Neu müssen diese Daten elektronisch beim Zollserver abgeholt und während 10 Jahren beim Importeur elektronisch archiviert werden. Nur die elektronische XML-Datei ist inskünftig noch gültiger Vorsteuernachweis für die Mehrwertsteuer. Die bisherigen, auf weissem Papier ausgedruckten Zoll- und MWST-Rechnungen werden den ZAZ-Kontoinhabern weiterhin in unveränderter Form per Post zugestellt oder können als E-Rechnung bezogen werden.
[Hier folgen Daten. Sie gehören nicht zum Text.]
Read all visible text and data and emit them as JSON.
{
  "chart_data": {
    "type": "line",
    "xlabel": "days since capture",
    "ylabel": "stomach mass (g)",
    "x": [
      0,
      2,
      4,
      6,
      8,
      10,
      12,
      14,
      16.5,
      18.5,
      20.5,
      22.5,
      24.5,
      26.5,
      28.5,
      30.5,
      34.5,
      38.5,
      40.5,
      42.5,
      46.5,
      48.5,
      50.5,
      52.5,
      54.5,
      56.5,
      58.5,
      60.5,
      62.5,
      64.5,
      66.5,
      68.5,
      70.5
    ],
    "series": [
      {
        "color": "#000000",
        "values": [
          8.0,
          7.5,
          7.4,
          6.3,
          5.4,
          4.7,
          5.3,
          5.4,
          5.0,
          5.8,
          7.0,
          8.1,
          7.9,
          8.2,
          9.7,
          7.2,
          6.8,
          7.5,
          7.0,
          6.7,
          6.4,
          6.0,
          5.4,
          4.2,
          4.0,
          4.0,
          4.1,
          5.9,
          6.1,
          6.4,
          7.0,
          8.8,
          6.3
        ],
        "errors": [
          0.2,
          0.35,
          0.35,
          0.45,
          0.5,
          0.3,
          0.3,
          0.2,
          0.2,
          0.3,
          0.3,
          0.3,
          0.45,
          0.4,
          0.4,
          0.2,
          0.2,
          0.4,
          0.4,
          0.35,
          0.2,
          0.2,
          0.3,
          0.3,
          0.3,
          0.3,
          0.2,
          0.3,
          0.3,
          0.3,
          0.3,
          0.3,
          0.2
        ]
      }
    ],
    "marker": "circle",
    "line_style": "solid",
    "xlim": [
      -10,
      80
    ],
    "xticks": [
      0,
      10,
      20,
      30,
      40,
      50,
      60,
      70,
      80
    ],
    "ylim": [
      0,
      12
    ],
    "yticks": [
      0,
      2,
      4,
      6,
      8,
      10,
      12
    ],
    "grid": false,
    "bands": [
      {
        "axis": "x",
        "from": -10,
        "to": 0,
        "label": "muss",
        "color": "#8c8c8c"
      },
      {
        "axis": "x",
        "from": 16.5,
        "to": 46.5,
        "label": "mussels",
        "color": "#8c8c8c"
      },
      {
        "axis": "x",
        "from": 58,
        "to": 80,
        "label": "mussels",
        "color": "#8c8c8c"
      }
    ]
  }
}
Besitzt der Importeur kein eigenes ZAZ-Konto, werden ihm die Veranlagungsverfügungen auf folgenden Wegen zugestellt:

  • Der Spediteur sendet dem Importeur die Dateien per E-Mail.
  • Der Importeur muss die Dateien selbst auf dem Server des Spediteurs abholen.
  • Der Spediteur sendet dem Importeur die Sendungsnummer des Zolls und einen Code zu. Mit diesen Angaben muss der Importeur die Dateien selbst beim Zollserver abholen.

Das Obligatorium tritt ab 1. März 2018 in Kraft. Ein idealer Umstellungstermin ist der Jahreswechsel 2017/2018.